Expanding Sourcefire's AMP offering, the dedicated appliance is built on the FirePOWER platform and, according to Sourcefire, provides increased deployment flexibility for organisations needing immediate protection against advanced malware.
"Given today's threat landscape, advanced malware detection and protection discussions should extend beyond blocking/prevention and highlight security intelligence, analytics, incident detection/response and lessons learned," said Jon Oltsik, senior principal analyst, Enterprise Strategy Group, Sourcefire.
"Organisations need to shift from tools that are mere gateways to an enterprise network security approach for better protection against a broader range of threats and vulnerabilities over time."

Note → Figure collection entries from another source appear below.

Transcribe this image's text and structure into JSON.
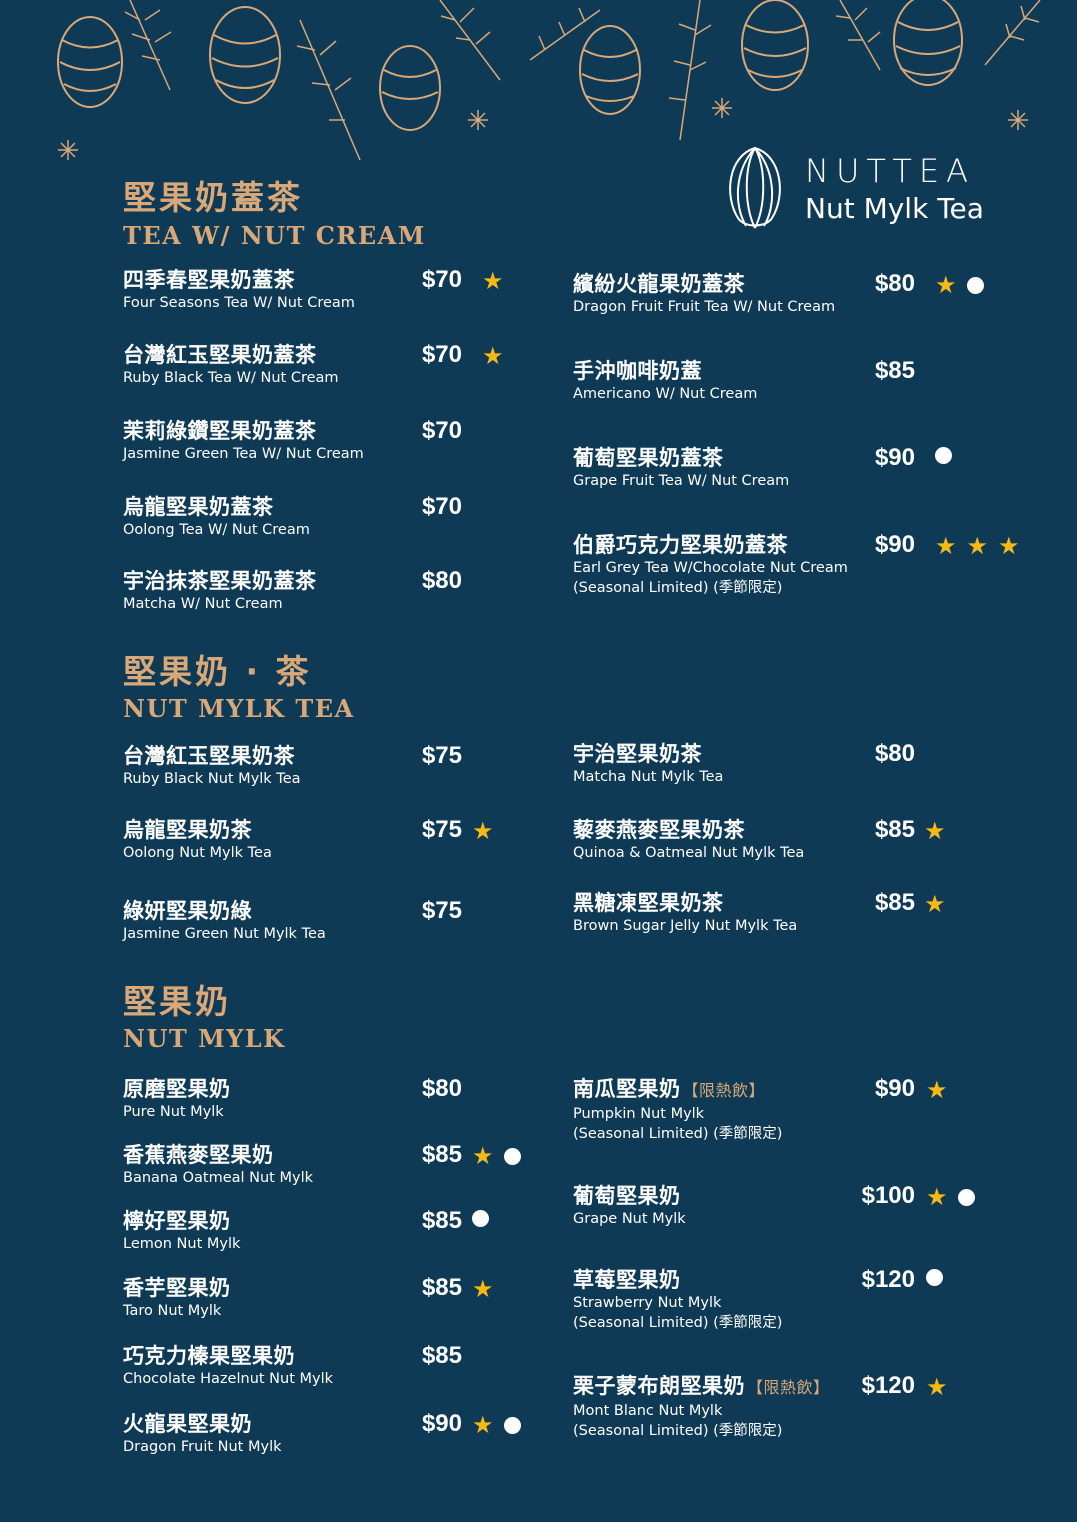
{
  "brand": {
    "name": "NUTTEA",
    "tagline": "Nut Mylk Tea",
    "logo_icon": "nut-outline-icon"
  },
  "colors": {
    "background": "#0f3a55",
    "accent_gold": "#d9a878",
    "star": "#f5b915",
    "dot": "#ffffff"
  },
  "legend_icons": {
    "star": "star-icon",
    "dot": "dot-icon"
  },
  "sections": [
    {
      "title_zh": "堅果奶蓋茶",
      "title_en": "TEA W/ NUT CREAM",
      "items": [
        {
          "zh": "四季春堅果奶蓋茶",
          "en": "Four Seasons Tea W/ Nut Cream",
          "price": "$70",
          "marks": [
            "star"
          ]
        },
        {
          "zh": "台灣紅玉堅果奶蓋茶",
          "en": "Ruby Black Tea W/ Nut Cream",
          "price": "$70",
          "marks": [
            "star"
          ]
        },
        {
          "zh": "茉莉綠鑽堅果奶蓋茶",
          "en": "Jasmine Green Tea W/ Nut Cream",
          "price": "$70",
          "marks": []
        },
        {
          "zh": "烏龍堅果奶蓋茶",
          "en": "Oolong Tea W/ Nut Cream",
          "price": "$70",
          "marks": []
        },
        {
          "zh": "宇治抹茶堅果奶蓋茶",
          "en": "Matcha W/ Nut Cream",
          "price": "$80",
          "marks": []
        },
        {
          "zh": "繽紛火龍果奶蓋茶",
          "en": "Dragon Fruit Fruit Tea W/ Nut Cream",
          "price": "$80",
          "marks": [
            "star",
            "dot"
          ]
        },
        {
          "zh": "手沖咖啡奶蓋",
          "en": "Americano W/ Nut Cream",
          "price": "$85",
          "marks": []
        },
        {
          "zh": "葡萄堅果奶蓋茶",
          "en": "Grape Fruit Tea W/ Nut Cream",
          "price": "$90",
          "marks": [
            "dot"
          ]
        },
        {
          "zh": "伯爵巧克力堅果奶蓋茶",
          "en": "Earl Grey Tea W/Chocolate Nut Cream",
          "note": "(Seasonal Limited) (季節限定)",
          "price": "$90",
          "marks": [
            "star",
            "star",
            "star"
          ]
        }
      ]
    },
    {
      "title_zh": "堅果奶 · 茶",
      "title_en": "NUT MYLK TEA",
      "items": [
        {
          "zh": "台灣紅玉堅果奶茶",
          "en": "Ruby Black Nut Mylk Tea",
          "price": "$75",
          "marks": []
        },
        {
          "zh": "烏龍堅果奶茶",
          "en": "Oolong Nut Mylk Tea",
          "price": "$75",
          "marks": [
            "star"
          ]
        },
        {
          "zh": "綠妍堅果奶綠",
          "en": "Jasmine Green Nut Mylk Tea",
          "price": "$75",
          "marks": []
        },
        {
          "zh": "宇治堅果奶茶",
          "en": "Matcha Nut Mylk Tea",
          "price": "$80",
          "marks": []
        },
        {
          "zh": "藜麥燕麥堅果奶茶",
          "en": "Quinoa & Oatmeal Nut Mylk Tea",
          "price": "$85",
          "marks": [
            "star"
          ]
        },
        {
          "zh": "黑糖凍堅果奶茶",
          "en": "Brown Sugar Jelly Nut Mylk Tea",
          "price": "$85",
          "marks": [
            "star"
          ]
        }
      ]
    },
    {
      "title_zh": "堅果奶",
      "title_en": "NUT MYLK",
      "items": [
        {
          "zh": "原磨堅果奶",
          "en": "Pure Nut Mylk",
          "price": "$80",
          "marks": []
        },
        {
          "zh": "香蕉燕麥堅果奶",
          "en": "Banana Oatmeal Nut Mylk",
          "price": "$85",
          "marks": [
            "star",
            "dot"
          ]
        },
        {
          "zh": "檸好堅果奶",
          "en": "Lemon Nut Mylk",
          "price": "$85",
          "marks": [
            "dot"
          ]
        },
        {
          "zh": "香芋堅果奶",
          "en": "Taro Nut Mylk",
          "price": "$85",
          "marks": [
            "star"
          ]
        },
        {
          "zh": "巧克力榛果堅果奶",
          "en": "Chocolate Hazelnut Nut Mylk",
          "price": "$85",
          "marks": []
        },
        {
          "zh": "火龍果堅果奶",
          "en": "Dragon Fruit Nut Mylk",
          "price": "$90",
          "marks": [
            "star",
            "dot"
          ]
        },
        {
          "zh": "南瓜堅果奶",
          "tag": "【限熱飲】",
          "en": "Pumpkin Nut Mylk",
          "note": "(Seasonal Limited) (季節限定)",
          "price": "$90",
          "marks": [
            "star"
          ]
        },
        {
          "zh": "葡萄堅果奶",
          "en": "Grape Nut Mylk",
          "price": "$100",
          "marks": [
            "star",
            "dot"
          ]
        },
        {
          "zh": "草莓堅果奶",
          "en": "Strawberry Nut Mylk",
          "note": "(Seasonal Limited) (季節限定)",
          "price": "$120",
          "marks": [
            "dot"
          ]
        },
        {
          "zh": "栗子蒙布朗堅果奶",
          "tag": "【限熱飲】",
          "en": "Mont Blanc Nut Mylk",
          "note": "(Seasonal Limited) (季節限定)",
          "price": "$120",
          "marks": [
            "star"
          ]
        }
      ]
    }
  ]
}
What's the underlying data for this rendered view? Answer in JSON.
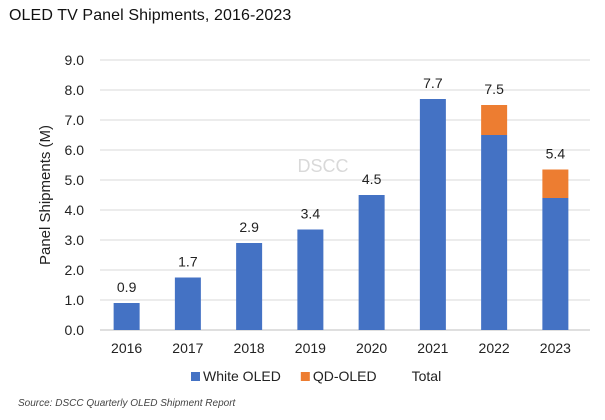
{
  "title": "OLED TV Panel Shipments, 2016-2023",
  "source": "Source: DSCC Quarterly OLED Shipment Report",
  "watermark": "DSCC",
  "colors": {
    "white_oled": "#4472C4",
    "qd_oled": "#ED7D31",
    "gridline": "#d9d9d9",
    "axis": "#bfbfbf"
  },
  "chart_data": {
    "type": "bar",
    "stacked": true,
    "categories": [
      "2016",
      "2017",
      "2018",
      "2019",
      "2020",
      "2021",
      "2022",
      "2023"
    ],
    "series": [
      {
        "name": "White OLED",
        "values": [
          0.9,
          1.75,
          2.9,
          3.35,
          4.5,
          7.7,
          6.5,
          4.4
        ]
      },
      {
        "name": "QD-OLED",
        "values": [
          0,
          0,
          0,
          0,
          0,
          0,
          1.0,
          0.95
        ]
      }
    ],
    "totals_label": "Total",
    "total_labels": [
      "0.9",
      "1.7",
      "2.9",
      "3.4",
      "4.5",
      "7.7",
      "7.5",
      "5.4"
    ],
    "ylabel": "Panel Shipments (M)",
    "ylim": [
      0,
      9
    ],
    "yticks": [
      "0.0",
      "1.0",
      "2.0",
      "3.0",
      "4.0",
      "5.0",
      "6.0",
      "7.0",
      "8.0",
      "9.0"
    ],
    "grid": true,
    "legend": "bottom"
  }
}
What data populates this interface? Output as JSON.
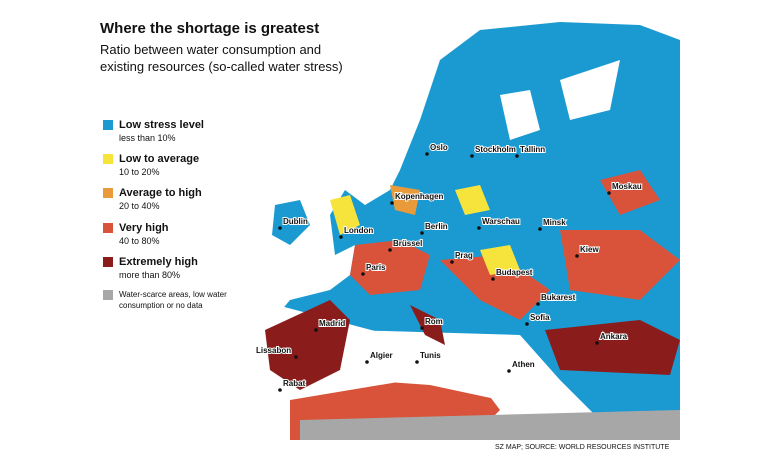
{
  "header": {
    "title": "Where the shortage is greatest",
    "subtitle_lines": [
      "Ratio between water consumption and",
      "existing resources (so-called water stress)"
    ]
  },
  "legend": [
    {
      "label": "Low stress level",
      "sublabel": "less than 10%",
      "color": "#1b9ad2"
    },
    {
      "label": "Low to average",
      "sublabel": "10 to 20%",
      "color": "#f6e43c"
    },
    {
      "label": "Average to high",
      "sublabel": "20 to 40%",
      "color": "#e99b3b"
    },
    {
      "label": "Very high",
      "sublabel": "40 to 80%",
      "color": "#d8533a"
    },
    {
      "label": "Extremely high",
      "sublabel": "more than 80%",
      "color": "#8a1c1c"
    },
    {
      "note": "Water-scarce areas, low water consumption or no data",
      "color": "#a7a7a7"
    }
  ],
  "cities": [
    "Oslo",
    "Stockholm",
    "Tallinn",
    "Moskau",
    "Kopenhagen",
    "Dublin",
    "London",
    "Brüssel",
    "Berlin",
    "Warschau",
    "Minsk",
    "Kiew",
    "Paris",
    "Prag",
    "Budapest",
    "Bukarest",
    "Sofia",
    "Madrid",
    "Rom",
    "Ankara",
    "Lissabon",
    "Algier",
    "Tunis",
    "Athen",
    "Rabat"
  ],
  "source": "SZ MAP; SOURCE: WORLD RESOURCES INSTITUTE"
}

Deployed inline, the AMP appliance delivers network protection with malware detection and blocking, continuous file analysis and retrospective security. The solution creates forensic fingerprints of files to identify known malware; tracks file movement; and identifies attack targets for focused remediation. Using Sourcefire's big data analytics, the solution delivers continuous file analysis and retrospective alerting, so that users can be notified of malicious files that have entered their environment, even if they were previously classified as safe.
In addition to the new dedicated appliance, Sourcefire offers AMP for FirePOWER, a license option for next-generation intrusion prevention systems and next-generation firewall solutions. The dedicated AMP appliance includes 100 seats of FireAMP, Sourcefire's advanced malware protection solution for endpoints, mobile devices and virtual networks.
"The combination of the appliances and FireAMP connectors delivers unmatched visibility across the entire enterprise and all threat vectors," Sourcefire said. "Users can see how malware enters, infects and moves through an environment, and can then respond decisively to threats and quickly remediate. Sourcefire is the only vendor to address all of these dimensions of the advanced malware problem.
"Customers also have the flexibility to easily increase protection in the future by enabling application control and additional security functionality on the same device. Today's announcement extends the company's leadership in maximising security effectiveness while minimizing total cost of ownership."
"Networks are constantly evolving and expanding and attackers are taking advantage of any gaps to permeate a network and accomplish their mission," said Martin Roesch, Sourcefire founder and interim CEO.
"Thwarting attacks isn't just about blocking but also about using retrospective security to mitigate the impact once an attacker gets in. Sourcefire's threat-centric approach to security gives organisations continuous visibility, analysis and control across their environment and along the full attack continuum - before, during and after an attack."